If you include swimming in your regular routine of exercise and weight training, you will quickly notice the benefits. In addition to being an excellent workout for your large muscles, lungs and heart, swimming will also improve your posture, flexibility and balance. Plus, after time you will be able to notice a difference in your physical appearance—not necessary because of weight loss, but through the toning and strengthening of your muscles.

If you are recovering from an injury, swimming is also an excellent way to reintroduce exercise into your life. In the water, fitness activities are less harsh on your joints and muscles than if you were trying to recover through land-based fitness activities only.

And, as many recreational and fitness swimmers note, swimming is an excellent way to de-stress. Your mental health will improve through swimming because it provides an excellent way to relax, regroup and let go of daily worries.

Getting Started

Getting started in swimming is easy—if you know how to swim, then all you need to do is buy a membership at a local swimming pool. Recreational swim hours are usually offered daily, so that you can swim at your own pace on your own time.

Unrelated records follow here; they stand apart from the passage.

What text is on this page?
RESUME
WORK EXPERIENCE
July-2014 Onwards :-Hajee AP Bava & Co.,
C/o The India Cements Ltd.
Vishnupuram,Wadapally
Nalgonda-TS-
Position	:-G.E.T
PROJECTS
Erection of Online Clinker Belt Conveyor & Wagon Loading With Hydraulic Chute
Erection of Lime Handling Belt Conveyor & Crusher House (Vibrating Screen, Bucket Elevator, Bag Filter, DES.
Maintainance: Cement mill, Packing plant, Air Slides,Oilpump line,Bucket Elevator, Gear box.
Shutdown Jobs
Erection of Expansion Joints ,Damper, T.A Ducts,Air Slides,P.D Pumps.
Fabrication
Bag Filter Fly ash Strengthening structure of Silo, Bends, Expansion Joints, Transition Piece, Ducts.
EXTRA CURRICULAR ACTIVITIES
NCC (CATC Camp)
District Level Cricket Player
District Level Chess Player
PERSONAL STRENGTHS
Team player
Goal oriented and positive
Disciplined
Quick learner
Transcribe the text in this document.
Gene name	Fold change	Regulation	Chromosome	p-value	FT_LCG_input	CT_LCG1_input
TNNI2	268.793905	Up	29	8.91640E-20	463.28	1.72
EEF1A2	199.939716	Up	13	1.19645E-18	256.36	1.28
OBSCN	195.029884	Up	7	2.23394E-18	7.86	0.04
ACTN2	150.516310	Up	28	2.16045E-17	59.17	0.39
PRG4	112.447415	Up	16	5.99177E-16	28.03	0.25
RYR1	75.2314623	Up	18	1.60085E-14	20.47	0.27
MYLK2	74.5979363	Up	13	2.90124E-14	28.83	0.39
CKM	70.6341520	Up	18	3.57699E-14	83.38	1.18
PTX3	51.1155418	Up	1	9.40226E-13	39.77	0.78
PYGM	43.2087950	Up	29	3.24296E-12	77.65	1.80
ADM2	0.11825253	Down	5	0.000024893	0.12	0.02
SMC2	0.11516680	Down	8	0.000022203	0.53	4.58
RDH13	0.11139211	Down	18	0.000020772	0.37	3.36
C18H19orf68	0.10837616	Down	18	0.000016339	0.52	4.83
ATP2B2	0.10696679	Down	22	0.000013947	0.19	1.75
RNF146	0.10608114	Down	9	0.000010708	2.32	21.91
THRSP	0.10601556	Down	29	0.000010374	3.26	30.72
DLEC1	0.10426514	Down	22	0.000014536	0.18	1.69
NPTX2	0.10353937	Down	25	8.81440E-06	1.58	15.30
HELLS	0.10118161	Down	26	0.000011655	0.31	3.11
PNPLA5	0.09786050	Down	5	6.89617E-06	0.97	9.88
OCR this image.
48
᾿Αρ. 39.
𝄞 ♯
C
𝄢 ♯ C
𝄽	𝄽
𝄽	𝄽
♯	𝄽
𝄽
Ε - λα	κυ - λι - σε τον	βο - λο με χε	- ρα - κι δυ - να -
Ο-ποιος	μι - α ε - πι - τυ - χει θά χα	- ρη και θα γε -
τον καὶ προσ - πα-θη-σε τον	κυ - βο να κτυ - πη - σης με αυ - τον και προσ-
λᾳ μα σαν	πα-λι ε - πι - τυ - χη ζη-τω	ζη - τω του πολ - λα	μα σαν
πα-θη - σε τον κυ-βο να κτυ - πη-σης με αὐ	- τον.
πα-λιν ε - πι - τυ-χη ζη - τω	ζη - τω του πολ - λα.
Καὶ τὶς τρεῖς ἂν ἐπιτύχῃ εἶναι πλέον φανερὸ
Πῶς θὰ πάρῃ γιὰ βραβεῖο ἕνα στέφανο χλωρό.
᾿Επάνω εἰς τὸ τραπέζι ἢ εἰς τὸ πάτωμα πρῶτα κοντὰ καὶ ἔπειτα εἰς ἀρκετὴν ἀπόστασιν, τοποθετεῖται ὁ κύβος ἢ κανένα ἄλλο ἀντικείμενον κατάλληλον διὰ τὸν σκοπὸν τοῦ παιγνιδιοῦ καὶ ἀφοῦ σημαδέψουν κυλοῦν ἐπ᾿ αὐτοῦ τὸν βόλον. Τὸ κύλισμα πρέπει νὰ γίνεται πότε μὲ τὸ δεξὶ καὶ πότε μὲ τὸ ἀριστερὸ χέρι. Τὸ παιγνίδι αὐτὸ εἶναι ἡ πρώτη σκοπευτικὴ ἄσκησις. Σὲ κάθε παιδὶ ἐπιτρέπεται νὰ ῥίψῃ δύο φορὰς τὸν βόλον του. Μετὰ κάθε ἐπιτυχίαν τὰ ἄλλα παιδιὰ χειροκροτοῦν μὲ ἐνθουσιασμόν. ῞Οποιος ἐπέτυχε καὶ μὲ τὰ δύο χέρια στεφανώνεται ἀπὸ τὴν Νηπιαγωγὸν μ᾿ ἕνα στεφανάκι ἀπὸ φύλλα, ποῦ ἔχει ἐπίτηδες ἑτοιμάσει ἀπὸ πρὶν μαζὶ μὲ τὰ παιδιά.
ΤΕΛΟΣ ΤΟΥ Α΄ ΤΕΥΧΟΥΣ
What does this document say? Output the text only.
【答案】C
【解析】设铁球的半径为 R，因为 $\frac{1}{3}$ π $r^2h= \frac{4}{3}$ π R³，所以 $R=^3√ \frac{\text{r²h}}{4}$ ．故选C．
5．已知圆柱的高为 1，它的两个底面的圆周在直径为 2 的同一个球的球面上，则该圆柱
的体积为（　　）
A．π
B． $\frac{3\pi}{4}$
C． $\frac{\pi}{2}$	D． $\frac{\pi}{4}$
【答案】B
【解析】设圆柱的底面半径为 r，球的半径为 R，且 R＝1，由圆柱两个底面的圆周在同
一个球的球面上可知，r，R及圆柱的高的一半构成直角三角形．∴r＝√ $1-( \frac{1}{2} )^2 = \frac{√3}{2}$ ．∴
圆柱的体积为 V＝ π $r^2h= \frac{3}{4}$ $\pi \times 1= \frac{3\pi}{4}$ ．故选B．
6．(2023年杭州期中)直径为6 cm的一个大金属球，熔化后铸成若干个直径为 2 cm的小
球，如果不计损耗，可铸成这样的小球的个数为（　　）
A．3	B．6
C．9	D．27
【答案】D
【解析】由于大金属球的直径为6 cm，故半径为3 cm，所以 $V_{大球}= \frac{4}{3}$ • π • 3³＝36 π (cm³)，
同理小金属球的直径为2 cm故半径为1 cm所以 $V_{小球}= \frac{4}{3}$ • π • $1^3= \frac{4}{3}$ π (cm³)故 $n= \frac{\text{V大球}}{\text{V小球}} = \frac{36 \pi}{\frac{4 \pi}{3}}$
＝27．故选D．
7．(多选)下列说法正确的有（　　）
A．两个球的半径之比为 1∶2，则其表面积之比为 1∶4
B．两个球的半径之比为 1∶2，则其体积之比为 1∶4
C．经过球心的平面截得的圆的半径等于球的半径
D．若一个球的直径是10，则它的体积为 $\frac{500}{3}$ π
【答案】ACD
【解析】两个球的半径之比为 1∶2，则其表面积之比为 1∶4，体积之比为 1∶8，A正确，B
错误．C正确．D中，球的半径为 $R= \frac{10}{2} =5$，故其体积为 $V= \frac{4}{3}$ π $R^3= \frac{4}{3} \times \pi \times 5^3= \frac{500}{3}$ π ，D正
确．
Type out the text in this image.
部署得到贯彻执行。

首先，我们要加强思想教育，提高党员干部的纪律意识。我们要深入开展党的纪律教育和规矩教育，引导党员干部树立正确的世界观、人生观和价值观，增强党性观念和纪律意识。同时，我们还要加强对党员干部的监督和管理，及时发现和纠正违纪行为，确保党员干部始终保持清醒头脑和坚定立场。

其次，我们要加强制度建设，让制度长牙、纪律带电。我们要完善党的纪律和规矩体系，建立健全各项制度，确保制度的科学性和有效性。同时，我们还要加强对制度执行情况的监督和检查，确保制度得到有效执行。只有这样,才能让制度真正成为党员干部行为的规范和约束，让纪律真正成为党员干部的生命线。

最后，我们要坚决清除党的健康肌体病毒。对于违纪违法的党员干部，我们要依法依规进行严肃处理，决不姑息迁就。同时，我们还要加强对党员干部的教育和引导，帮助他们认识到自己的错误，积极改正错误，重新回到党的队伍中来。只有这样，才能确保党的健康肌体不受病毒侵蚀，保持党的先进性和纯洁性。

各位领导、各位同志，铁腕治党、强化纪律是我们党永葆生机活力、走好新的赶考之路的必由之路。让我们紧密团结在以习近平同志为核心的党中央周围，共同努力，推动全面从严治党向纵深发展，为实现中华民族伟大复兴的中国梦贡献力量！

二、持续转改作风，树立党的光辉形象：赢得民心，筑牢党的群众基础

If it has been quite a while since you were last in the water, you should consider signing up for an adult swimming class. They vary from beginner classes to advanced fitness classes, and will help you get back into the pool and reintroduce you to strokes you thought you’d forgotten.

Swimming is a fun way to get back into shape, and it’s the kind of exercise you don’t need a lot of equipment for. Just grab your Speedo and towel and head to the swimming pool. You will be surprised at how fast your endurance progresses in the pool. No matter what your swimming ability, there is always a swimming class to suit your needs.